Showing posts with label Doctrine of Double Effect. Show all posts
Showing posts with label Doctrine of Double Effect. Show all posts

Friday, June 3, 2016

Doctorin' with Double Effect Part II: The Devil is in the Details

In a prior post, Doctorin' with Double Effect, (a double entendre with Doctrine of Double Effect) I attempted to tease out ethical issues related to the withdrawal of life support and specifically the provision of oxygen in dying patients.  The simplest case is that of a moribund patient who is completely dependent upon life support measures such as mechanical ventilation and vasopressors.  In such a patient, withdrawal of these measures often allows a quick death to ensue.  Provision of oxygen in such a patient will not avert death, but will prolong it, so I think that while oxygen is often reflexly applied to such patients, I can say with some confidence that it should not be.  While it is mostly benign, it generally does not provide comfort and it prolongs the dying process so it is on the net futile or harmful.  I struggle to reconcile my strong pragmatic intuition about this with ethical principles such as the DDE, although I think it is consistent with the notion that I can take away something that restores a natural state to abrogate its associated discomforts or in deference to patient autonomy and a wish to have a "natural death."
But there is a very large grey area.  What about patients in whom death is not imminent?  Consider a patient who has been on the ventilator for a week with dementia and aspiration pneumonia, and who has developed weakness.  He is alert, but not oriented.  When he is extubated, it is expected that he will develop retained secretions, atelectasis, and over several days, obtundation and oxygenation and ventilation failure.  But over several days.  Should oxygen be administered in the hope that he will rally?  Does its deprivation deprive him of a chance of survival that is disproportionate to the removal of the endotracheal tube and the mechanical ventilator in terms of net costs and benefits?

Or, consider the patient who is demented and is admitted with pneumonia from aspiration and who is DNR/DNI and is given supplemental oxygen.  Does escalation of oxygen therapy to a non-rebreather mask from nasal cannula fly in the face of his DNR order?  Does the administration of peripheral vasopressors for hypotension have the same result?  Does DNR/DNI mean Do Not Respond/Do Not Intervene?

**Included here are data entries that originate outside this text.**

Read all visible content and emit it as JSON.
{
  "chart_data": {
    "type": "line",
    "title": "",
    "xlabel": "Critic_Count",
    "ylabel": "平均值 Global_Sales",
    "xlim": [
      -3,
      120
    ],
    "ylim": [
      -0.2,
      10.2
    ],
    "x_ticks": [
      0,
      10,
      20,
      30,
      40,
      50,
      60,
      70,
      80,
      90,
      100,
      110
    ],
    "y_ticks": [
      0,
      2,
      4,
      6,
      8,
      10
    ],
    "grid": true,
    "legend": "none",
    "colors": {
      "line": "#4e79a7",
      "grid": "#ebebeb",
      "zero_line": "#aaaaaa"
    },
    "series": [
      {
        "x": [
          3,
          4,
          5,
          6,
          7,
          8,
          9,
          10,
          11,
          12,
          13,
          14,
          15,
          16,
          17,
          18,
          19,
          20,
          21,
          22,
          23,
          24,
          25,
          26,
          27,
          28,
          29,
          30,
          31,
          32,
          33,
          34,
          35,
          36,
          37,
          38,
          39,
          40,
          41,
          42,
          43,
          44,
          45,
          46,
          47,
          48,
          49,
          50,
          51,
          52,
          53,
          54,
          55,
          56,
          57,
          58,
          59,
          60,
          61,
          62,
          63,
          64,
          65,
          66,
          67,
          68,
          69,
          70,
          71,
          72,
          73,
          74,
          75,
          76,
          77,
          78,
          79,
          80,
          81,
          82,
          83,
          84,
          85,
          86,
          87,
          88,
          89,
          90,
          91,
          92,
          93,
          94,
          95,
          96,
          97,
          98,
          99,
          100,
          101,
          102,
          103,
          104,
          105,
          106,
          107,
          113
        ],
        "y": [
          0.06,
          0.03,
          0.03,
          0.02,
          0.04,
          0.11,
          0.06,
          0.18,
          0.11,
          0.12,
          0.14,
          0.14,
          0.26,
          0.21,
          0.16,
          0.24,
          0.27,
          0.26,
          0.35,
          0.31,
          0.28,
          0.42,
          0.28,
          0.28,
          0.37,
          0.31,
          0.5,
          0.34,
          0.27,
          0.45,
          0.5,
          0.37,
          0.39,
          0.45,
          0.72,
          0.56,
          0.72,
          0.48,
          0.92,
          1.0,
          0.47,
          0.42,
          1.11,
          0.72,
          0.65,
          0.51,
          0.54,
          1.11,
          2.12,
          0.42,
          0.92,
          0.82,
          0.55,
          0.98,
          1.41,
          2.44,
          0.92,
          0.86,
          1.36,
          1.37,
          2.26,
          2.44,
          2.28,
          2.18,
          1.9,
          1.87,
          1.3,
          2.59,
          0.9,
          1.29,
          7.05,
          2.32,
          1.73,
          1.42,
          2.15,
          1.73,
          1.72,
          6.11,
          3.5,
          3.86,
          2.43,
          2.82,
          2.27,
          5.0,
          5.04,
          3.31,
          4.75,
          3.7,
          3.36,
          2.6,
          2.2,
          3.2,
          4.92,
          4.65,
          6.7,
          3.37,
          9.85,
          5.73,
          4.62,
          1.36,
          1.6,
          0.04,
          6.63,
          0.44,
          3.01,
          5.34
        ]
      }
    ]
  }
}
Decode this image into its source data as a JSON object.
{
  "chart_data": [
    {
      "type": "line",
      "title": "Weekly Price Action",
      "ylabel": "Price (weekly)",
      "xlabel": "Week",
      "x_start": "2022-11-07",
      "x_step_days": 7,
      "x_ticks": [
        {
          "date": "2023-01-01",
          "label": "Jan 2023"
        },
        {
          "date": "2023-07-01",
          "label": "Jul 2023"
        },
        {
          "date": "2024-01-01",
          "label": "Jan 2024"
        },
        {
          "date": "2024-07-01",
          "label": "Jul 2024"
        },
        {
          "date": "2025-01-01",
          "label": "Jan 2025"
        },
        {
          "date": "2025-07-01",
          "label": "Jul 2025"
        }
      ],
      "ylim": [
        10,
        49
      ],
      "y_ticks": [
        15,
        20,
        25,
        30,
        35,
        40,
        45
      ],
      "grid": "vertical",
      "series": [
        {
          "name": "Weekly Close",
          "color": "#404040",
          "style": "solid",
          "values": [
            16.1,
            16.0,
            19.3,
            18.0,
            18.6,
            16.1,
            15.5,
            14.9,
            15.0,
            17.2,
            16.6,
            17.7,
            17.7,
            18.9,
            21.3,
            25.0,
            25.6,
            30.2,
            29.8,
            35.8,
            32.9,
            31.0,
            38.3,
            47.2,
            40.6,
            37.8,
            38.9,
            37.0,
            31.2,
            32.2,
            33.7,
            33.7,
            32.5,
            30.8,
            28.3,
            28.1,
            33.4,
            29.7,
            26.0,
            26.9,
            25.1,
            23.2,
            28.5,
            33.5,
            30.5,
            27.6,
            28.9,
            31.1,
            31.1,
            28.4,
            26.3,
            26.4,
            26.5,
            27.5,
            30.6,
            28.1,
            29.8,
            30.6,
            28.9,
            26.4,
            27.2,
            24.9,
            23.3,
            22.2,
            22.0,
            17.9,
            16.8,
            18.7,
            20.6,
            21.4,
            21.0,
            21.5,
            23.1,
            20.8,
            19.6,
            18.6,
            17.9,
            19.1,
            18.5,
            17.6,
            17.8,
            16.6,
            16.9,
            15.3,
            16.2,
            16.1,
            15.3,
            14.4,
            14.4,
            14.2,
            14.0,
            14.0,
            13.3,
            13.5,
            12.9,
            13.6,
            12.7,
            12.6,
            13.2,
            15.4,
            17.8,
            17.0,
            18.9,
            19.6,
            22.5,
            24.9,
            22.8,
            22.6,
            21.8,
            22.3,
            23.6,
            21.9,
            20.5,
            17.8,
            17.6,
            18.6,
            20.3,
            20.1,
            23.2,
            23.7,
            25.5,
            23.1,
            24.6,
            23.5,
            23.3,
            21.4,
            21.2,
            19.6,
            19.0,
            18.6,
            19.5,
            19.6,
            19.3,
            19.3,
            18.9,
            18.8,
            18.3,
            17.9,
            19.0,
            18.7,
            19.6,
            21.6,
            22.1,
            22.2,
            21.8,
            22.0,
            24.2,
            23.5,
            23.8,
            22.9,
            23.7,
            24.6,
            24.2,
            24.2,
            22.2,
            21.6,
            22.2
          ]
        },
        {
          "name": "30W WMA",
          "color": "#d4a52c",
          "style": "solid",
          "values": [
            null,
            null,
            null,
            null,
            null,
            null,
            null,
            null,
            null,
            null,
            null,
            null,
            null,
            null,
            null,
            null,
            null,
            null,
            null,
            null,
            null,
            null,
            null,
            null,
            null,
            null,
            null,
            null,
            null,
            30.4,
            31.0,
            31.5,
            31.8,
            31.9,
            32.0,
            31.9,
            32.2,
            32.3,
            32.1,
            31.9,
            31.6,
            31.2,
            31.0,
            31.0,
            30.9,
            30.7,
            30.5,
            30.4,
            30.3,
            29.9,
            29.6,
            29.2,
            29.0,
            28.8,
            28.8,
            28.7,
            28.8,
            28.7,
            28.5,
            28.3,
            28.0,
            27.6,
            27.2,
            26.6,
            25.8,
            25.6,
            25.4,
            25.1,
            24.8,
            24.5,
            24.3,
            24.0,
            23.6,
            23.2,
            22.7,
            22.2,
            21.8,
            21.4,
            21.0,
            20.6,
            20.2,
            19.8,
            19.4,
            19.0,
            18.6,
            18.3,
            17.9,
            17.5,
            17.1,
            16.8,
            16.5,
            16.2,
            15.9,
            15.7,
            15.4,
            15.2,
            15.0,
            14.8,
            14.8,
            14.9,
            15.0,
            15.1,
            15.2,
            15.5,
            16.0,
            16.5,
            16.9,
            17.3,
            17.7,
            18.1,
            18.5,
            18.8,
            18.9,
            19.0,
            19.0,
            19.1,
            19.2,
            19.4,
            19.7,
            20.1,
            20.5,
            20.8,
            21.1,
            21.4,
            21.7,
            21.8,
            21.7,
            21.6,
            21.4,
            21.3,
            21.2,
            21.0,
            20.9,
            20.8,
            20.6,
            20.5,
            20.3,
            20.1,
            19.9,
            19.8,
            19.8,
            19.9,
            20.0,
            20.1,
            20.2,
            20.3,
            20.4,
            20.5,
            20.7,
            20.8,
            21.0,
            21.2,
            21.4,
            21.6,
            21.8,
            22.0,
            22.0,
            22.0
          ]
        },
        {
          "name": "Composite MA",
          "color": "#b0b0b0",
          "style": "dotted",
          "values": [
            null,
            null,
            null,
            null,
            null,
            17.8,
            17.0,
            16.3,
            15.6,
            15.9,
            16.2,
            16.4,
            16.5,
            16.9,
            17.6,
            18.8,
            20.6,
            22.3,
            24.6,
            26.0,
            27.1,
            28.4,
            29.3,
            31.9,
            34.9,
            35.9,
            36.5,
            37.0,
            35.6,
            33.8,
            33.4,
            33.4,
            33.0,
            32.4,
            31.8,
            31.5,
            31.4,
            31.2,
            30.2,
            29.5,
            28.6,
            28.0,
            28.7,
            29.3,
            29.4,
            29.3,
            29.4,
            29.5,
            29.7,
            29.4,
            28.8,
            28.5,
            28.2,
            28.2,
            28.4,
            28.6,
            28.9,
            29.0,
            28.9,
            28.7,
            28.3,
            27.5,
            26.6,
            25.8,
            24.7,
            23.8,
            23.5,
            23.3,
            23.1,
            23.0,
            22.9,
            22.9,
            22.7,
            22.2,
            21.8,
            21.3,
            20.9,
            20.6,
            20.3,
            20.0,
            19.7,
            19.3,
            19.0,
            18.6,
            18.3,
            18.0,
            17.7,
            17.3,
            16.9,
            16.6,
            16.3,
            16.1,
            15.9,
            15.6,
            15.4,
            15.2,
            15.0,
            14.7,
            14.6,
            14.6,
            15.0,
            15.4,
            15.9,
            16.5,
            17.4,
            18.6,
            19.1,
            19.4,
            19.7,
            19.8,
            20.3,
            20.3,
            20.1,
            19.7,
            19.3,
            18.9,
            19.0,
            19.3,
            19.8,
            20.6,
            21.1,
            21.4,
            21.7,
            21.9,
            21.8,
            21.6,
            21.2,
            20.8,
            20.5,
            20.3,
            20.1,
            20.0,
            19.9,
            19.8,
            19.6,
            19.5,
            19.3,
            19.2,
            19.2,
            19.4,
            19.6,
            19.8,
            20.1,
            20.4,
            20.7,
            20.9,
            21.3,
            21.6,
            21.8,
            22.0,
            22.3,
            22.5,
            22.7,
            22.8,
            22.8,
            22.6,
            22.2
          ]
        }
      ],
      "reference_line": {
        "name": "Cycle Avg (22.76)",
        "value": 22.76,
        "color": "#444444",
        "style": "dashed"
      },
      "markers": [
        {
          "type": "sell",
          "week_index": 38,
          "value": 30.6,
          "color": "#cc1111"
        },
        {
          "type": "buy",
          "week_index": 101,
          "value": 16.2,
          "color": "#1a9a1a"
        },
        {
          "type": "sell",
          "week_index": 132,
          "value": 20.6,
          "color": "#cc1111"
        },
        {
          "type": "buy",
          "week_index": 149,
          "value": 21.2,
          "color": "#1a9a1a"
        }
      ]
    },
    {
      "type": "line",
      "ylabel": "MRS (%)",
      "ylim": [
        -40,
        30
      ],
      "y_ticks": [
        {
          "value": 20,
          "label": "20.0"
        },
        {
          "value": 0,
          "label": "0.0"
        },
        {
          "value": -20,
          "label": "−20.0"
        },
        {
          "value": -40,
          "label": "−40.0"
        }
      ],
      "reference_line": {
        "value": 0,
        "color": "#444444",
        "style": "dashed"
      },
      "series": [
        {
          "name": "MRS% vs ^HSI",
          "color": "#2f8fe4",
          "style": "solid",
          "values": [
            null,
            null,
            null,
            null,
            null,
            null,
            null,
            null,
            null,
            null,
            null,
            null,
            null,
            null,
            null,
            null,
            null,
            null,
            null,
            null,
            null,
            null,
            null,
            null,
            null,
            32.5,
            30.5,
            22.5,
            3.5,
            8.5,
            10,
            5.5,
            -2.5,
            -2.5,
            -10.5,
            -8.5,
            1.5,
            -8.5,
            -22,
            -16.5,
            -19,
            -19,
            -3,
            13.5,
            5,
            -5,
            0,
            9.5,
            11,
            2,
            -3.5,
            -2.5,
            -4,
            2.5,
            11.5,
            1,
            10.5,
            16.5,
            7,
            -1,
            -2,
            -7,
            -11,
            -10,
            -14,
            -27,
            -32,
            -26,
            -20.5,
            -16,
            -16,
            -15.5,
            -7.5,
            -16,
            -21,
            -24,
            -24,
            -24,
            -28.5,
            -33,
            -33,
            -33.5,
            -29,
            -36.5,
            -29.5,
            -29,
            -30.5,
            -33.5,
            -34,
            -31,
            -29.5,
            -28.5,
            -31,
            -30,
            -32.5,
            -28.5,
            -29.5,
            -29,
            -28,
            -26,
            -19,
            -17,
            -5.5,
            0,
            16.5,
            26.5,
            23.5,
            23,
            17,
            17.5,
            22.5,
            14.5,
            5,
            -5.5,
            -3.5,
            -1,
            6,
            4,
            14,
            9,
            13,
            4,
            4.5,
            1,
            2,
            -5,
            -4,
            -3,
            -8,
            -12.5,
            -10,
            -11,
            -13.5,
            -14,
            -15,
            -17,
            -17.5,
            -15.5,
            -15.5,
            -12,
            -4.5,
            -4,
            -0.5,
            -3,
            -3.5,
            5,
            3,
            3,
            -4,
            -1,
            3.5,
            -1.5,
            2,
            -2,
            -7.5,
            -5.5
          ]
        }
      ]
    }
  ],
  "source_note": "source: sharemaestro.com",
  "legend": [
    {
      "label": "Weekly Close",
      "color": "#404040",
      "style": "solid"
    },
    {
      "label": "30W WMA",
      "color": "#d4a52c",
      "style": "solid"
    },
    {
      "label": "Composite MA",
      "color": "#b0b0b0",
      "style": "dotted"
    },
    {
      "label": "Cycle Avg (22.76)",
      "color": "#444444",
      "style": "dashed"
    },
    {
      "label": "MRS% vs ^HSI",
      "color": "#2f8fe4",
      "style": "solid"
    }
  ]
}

Saturday, January 25, 2014

Doctorin' with Double Effect: The Ethics of Withdrawal of Life Support and Oxygen in Dying Patients

There has been a lot of discussion about the ethical nuances of withdrawal of life support and provision of medications that relieve suffering but accelerate death, but precious little about an important aspect of end of life care that comes up all the time - what are our obligations regarding provision of oxygen to dying patients?

The withdrawal of life support is an activity (a commission) that is ethically protected because patients' autonomy and right to refuse treatments overrides the harm (death) that comes about when physicians act to withdraw life support.  This in itself is interesting because most states prohibit euthanasia (or the provision of prescriptions that enable patients to take their own lives), which is in essence a commission (as opposed to an omission) that accelerates death.  I'm struggling to understand the distinction, except that the withdrawal of life support restores the patient to a "natural state" and allows nature to take its course, whereas the provision of a prescription to allow a patient to overdose is a commission that seems to interfere with nature.  (Jonathan Baron has written extensively about our preference for "natural states" which often leads to worse outcomes.)  That takes care of the natural versus human distinction (which of course ignores that humans are part of nature), but I still struggle to understand why the patient in Oregon has to administer his own overdose, unassisted by a healthcare professional - what's the difference between a healthcare professional assisting with the administration of an overdose and accelerating death, and his removing life support and thus accelerating death, if both acts are in deference to patient autonomy, and both are commissions, and indeed both are direct actions, as opposed to indirect ones?  Maybe it's because you can act directly and cause harm in respect of autonomy as long as you restore a natural state (withdrawal of life support), but you cannot act directly to cause harm in respect of autonomy by causing an unnatural state (medication overdose).  I think this stream of consciousness has led me to the distinction.  Maybe.  The devil is in the details.